En un momento de blanco o negro como este, quien tiene más posibilidades de éxito es quien propone más tonalidades próximas al color que defiende. De tal manera que, si el elegido es el blanco y sólo propones blanco puro y duro, no tienes nada que hacer con quien propone blanco, blanco roto, blanco hueso, blanco crema, blanco marfil, blanco crudo y blanco nácar.

De aquí ha nacido el ámbito de los Comunes (quien nos tenía que decir hace tres años y medio que Ada Colau sería alcaldesa de BCN), el de Esquerra con el sector más catalanista del PSC (quien nos tenía que decir hace 10 años que un Maragall sería conseller por Esquerra en un gobierno indepe presidido por un postconvergente), el del PSC con la antigua Unió (quien nos tenía que decir hace tres años que un exconseller de Unió en un gobierno convergente formaría parte del grupo parlamentario y se sentaría justo detrás de Miquel Iceta) o el de Ciudadanos convertido en Junts pel No (quien nos tenía que decir hace seis años que de triplicar diputados pasarían a ser la fuerza más votada en Catalunya).

Y ahora llega la recuperación por parte de una parte del espacio convergente de la Casa Grande del Catalanismo.

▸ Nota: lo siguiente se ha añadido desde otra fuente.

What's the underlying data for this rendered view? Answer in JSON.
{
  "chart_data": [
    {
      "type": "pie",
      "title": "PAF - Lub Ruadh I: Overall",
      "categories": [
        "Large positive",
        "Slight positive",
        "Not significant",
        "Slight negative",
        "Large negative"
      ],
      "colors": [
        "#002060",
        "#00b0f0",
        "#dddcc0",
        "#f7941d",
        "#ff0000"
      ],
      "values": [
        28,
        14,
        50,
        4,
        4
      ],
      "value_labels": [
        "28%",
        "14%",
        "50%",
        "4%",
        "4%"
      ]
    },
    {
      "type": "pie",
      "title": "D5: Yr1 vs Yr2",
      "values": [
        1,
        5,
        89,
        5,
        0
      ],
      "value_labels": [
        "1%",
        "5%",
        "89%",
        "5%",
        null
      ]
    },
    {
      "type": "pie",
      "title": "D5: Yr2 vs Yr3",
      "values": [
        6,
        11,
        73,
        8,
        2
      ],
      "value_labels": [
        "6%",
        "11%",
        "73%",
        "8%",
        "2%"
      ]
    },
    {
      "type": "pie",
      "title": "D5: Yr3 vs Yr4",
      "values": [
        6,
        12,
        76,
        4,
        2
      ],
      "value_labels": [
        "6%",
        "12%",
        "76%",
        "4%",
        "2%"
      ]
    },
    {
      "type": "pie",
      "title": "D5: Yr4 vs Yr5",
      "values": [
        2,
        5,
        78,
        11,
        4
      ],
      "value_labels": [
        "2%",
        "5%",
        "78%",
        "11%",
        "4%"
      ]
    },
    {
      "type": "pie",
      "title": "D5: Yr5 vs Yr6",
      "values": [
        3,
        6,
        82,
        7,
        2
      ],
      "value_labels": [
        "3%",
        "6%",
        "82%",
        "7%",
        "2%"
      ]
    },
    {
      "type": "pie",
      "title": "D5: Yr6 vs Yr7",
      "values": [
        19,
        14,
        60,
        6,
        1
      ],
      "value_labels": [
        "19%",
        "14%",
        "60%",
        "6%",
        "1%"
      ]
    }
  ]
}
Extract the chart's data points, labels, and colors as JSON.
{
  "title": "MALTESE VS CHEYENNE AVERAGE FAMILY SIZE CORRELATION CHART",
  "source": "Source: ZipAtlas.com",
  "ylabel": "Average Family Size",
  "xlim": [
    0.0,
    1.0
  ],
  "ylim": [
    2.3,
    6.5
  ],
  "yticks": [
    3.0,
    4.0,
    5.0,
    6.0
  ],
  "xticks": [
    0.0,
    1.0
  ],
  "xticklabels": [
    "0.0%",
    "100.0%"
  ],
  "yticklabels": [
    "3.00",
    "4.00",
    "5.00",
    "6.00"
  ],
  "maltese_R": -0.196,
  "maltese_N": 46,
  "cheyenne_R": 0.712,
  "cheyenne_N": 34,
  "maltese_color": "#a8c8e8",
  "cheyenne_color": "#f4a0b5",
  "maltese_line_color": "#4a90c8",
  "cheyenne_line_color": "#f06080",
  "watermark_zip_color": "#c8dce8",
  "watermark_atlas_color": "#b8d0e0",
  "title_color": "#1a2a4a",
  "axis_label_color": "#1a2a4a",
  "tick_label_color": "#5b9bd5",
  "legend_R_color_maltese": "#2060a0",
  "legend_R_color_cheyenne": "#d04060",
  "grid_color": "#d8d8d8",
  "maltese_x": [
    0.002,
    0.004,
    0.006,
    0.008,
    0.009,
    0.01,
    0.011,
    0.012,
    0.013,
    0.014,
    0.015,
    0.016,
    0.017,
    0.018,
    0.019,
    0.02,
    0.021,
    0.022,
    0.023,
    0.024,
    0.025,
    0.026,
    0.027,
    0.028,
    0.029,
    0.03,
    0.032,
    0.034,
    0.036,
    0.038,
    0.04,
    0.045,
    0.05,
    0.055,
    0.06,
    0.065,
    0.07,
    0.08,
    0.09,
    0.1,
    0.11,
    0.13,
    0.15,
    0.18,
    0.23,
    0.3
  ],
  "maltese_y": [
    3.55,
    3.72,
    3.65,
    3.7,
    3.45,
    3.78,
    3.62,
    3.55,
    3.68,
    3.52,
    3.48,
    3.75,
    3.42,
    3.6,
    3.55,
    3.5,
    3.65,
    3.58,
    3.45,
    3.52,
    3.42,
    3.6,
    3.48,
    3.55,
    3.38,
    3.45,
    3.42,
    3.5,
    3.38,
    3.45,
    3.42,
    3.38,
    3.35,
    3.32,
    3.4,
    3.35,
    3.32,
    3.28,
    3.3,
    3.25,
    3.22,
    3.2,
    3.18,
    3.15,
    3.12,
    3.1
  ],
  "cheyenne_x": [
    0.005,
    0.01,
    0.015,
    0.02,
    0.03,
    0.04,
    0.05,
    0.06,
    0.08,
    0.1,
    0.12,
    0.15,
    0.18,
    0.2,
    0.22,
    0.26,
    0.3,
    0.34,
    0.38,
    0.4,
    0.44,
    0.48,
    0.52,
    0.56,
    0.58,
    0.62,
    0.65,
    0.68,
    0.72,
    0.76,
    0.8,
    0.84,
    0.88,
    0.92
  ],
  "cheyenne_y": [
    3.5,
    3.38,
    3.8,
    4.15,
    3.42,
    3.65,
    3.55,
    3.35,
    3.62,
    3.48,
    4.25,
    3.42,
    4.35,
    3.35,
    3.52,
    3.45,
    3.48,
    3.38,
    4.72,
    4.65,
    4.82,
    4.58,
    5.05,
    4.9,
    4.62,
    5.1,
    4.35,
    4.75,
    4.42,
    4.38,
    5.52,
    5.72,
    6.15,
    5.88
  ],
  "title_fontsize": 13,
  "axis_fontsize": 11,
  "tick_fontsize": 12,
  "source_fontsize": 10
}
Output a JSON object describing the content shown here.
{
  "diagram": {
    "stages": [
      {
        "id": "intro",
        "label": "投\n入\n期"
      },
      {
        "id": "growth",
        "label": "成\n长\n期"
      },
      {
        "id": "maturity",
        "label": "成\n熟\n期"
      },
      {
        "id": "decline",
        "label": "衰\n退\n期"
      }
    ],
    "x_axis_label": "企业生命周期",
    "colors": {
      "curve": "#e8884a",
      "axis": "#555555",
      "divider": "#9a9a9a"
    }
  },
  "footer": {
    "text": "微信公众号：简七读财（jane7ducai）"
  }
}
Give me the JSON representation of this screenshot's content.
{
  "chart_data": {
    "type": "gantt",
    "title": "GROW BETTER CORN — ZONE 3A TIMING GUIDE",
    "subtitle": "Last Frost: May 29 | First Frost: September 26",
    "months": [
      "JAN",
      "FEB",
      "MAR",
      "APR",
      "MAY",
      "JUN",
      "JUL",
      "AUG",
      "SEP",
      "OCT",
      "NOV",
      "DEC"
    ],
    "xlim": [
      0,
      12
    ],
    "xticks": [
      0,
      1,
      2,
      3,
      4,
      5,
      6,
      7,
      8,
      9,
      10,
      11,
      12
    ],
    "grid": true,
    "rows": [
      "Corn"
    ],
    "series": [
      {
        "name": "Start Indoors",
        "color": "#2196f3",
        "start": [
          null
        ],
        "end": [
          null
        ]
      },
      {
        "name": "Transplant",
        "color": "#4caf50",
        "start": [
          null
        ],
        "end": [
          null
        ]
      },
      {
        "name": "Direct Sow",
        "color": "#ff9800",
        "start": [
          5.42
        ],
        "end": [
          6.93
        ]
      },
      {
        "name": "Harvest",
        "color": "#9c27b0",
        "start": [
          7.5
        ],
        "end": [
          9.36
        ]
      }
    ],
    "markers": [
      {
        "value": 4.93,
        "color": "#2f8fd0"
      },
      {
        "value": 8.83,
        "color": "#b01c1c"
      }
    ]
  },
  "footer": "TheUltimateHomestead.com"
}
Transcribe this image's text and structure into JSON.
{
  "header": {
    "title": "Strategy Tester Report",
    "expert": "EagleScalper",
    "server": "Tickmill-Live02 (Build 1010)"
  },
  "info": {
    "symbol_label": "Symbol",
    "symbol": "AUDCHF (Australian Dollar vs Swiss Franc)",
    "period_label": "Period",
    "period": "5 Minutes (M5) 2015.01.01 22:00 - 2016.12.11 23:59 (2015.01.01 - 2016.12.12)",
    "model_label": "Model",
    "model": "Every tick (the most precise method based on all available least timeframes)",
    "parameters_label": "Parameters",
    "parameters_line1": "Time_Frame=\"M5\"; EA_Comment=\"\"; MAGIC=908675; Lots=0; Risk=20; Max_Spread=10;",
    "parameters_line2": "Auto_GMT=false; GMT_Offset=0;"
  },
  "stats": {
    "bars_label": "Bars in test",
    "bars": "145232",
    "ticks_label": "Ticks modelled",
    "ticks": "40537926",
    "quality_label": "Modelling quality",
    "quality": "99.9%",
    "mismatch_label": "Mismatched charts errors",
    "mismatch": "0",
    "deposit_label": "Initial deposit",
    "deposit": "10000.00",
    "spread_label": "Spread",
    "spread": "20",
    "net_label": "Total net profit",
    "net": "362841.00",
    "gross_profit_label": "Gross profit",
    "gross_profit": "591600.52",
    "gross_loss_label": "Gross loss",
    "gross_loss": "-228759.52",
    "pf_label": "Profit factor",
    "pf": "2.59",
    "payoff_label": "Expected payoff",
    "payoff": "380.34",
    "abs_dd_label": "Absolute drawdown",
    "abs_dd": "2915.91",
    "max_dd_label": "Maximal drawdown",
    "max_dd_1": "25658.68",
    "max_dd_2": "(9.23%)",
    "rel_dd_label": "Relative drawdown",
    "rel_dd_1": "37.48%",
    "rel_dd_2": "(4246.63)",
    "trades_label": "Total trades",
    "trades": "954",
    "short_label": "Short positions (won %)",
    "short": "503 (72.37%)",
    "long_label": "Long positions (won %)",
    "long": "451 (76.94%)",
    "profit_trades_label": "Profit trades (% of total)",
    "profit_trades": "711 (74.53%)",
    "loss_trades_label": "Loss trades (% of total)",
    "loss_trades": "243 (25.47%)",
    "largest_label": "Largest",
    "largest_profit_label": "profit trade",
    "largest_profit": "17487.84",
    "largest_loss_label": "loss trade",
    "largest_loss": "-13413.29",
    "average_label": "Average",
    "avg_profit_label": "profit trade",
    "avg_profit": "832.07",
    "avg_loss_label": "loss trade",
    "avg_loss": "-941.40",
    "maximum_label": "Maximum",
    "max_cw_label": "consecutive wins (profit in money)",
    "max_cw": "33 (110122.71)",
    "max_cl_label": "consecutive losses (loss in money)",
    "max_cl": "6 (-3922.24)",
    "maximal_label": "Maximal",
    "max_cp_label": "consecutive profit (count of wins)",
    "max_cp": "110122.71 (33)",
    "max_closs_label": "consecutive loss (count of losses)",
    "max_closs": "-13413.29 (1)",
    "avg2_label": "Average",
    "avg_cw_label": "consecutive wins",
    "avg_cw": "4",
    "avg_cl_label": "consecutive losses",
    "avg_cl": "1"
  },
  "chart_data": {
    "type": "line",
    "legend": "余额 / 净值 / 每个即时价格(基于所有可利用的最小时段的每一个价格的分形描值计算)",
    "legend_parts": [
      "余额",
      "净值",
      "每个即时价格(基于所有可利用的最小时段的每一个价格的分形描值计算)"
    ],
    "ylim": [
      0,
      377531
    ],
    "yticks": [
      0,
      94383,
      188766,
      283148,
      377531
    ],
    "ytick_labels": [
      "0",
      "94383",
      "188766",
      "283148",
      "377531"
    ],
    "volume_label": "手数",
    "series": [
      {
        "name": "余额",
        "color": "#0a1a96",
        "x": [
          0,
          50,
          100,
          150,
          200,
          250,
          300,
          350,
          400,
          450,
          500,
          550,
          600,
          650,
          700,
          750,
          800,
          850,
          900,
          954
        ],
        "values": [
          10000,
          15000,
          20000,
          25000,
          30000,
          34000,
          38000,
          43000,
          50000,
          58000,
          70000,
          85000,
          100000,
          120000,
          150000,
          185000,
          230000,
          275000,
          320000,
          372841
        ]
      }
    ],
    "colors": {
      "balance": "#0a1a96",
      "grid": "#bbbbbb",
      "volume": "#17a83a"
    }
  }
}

Pero, por obra y gracia del cambio que ha sufrido este país en cuatro días, reconvertida nominalmente en la Casa Grande del independentismo.

¿Problema? Pues curiosamente, quién tiene más definido cuál es su espacio ideológico y social, es quien tiene más complicado construir el artefacto. Al menos ahora mismo. Tienen el terreno, sí, pero parte de la familia se les ha instalado con una rulot y hacen vida, otra parte con cuatro maderas y unos cartones se han hecho un cobertizo y van a comer los fines de semana, y los primos de Santa Fe del Penedès (como por decir un nombre) han enterrado a la abuela justo donde tienen que ir los cimientos y no la quieren cambiar de sitio. Total, que quien tiene los planos de la casa y la hipoteca firmada con el banco (digale quién ganó contra todo pronóstico y encuestas las elecciones con la marca Junts por Catalunya), resulta que ahora no puede empezar las obras.

Y así nos encontramos con que Carles Puigdemont y sus fieles quieren levantar una casa diseñada por él y donde él tiene que ser el arquitecto. Pero los de la rulot dicen que el arquitecto tiene que estar a pie de obra y no a 1.800 kilómetros, los del obertizo dicen que las obras tienen que dirigirlas ellos y los de Santa Fe quieren contrapartidas si les hacen cambiar a la abuela de lugar.

Total, que hace tiempo que las obras están paradas pero finalmente el arquitecto ha decidido ir al grano y este lunes la máquina empieza a quitar hierbas y allanar el terreno. Todos ellos (y ellas) están condenados a entenderse, pero dependiendo de la manera con la cual se pongan de acuerdo la casa les saldrá torcida, como ya les sucedió cuando construyeron el PDeCAT. Y la cosa no está como para ir derribando y volviendo a levantar las casas. Por mucho que tengas un buen terreno. Al menos tan a menudo.